Monsieur le Président,

 

Les associations de professeurs spécialistes et les organisations syndicales soussignées s’adressent solennellement à vous pour, avant qu’il ne soit trop tard, vous avertir de certains graves dangers contenus dans le projet de loi d’orientation sur l’avenir de l’école, que le Parlement s’apprête à discuter.

 

Elles défendent en effet la mission fondamentale de l’école qui est de donner à tous la solide culture générale qui seule forme la personne et le citoyen. C’est dans cette perspective qu’elles présentent ici leurs critiques concernant d’une part la fonction de professeur, d’autre part, le contenu des enseignements dispensés.

 

Nos associations considèrent que le professeur doit être reconnu comme spécialiste de sa discipline donc de la pédagogie de sa discipline. C’est pourquoi elles sont résolues à défendre le principe de la liberté pédagogique et à dénoncer les mesures ou les lacunes du projet de loi qui y contreviennent.
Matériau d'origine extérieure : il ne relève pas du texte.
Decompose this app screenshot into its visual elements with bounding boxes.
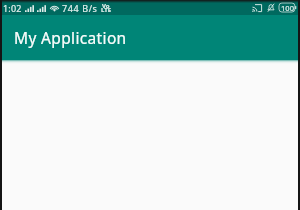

Aussi demandent-elles instamment que le lauréat d’un concours d’enseignement ne soit plus placé en situation d’infantilisation et soumis à l’observance de quelque dogme pédagogique que ce soit.

Elles refusent la création, au sein de chaque établissement, d’un « conseil pédagogique » que son évolution amènera à encadrer et contrôler la pratique du professeur ; elles s’opposent fermement à ce qu’un caractère contraignant soit conféré au projet d’établissement.

Elles réaffirment leur attachement à la double hiérarchie, administrative et pédagogique, et au principe de la séparation des notations.

Elles dénoncent toute remise en cause du respect des compétences disciplinaires, notamment par le biais de remplacements imposés au pied levé, par le développement des « certifications complémentaires » ou d’autres tentatives d’instaurer la bivalence au collège comme au lycée.

Enfin, elles demandent que l’avis des associations de professeurs spécialistes, riche d’expérience et de réflexion scientifique et pédagogique, soit enfin reconnu et pris en compte dans l’élaboration des programmes.

 

En ce qui concerne les contenus d’enseignement, elles dénoncent l’indigence et l’utilitarisme du projet d’« ensemble de connaissances et compétences indispensables » et demandent qu’il se caractérise au contraire par le haut niveau de culture historique, littéraire, artistique et scientifique qu’exige la formation d’un citoyen français. Elles refusent la mise à mort du baccalauréat par injection de contrôle continu, qui doit demeurer un examen anonyme et national.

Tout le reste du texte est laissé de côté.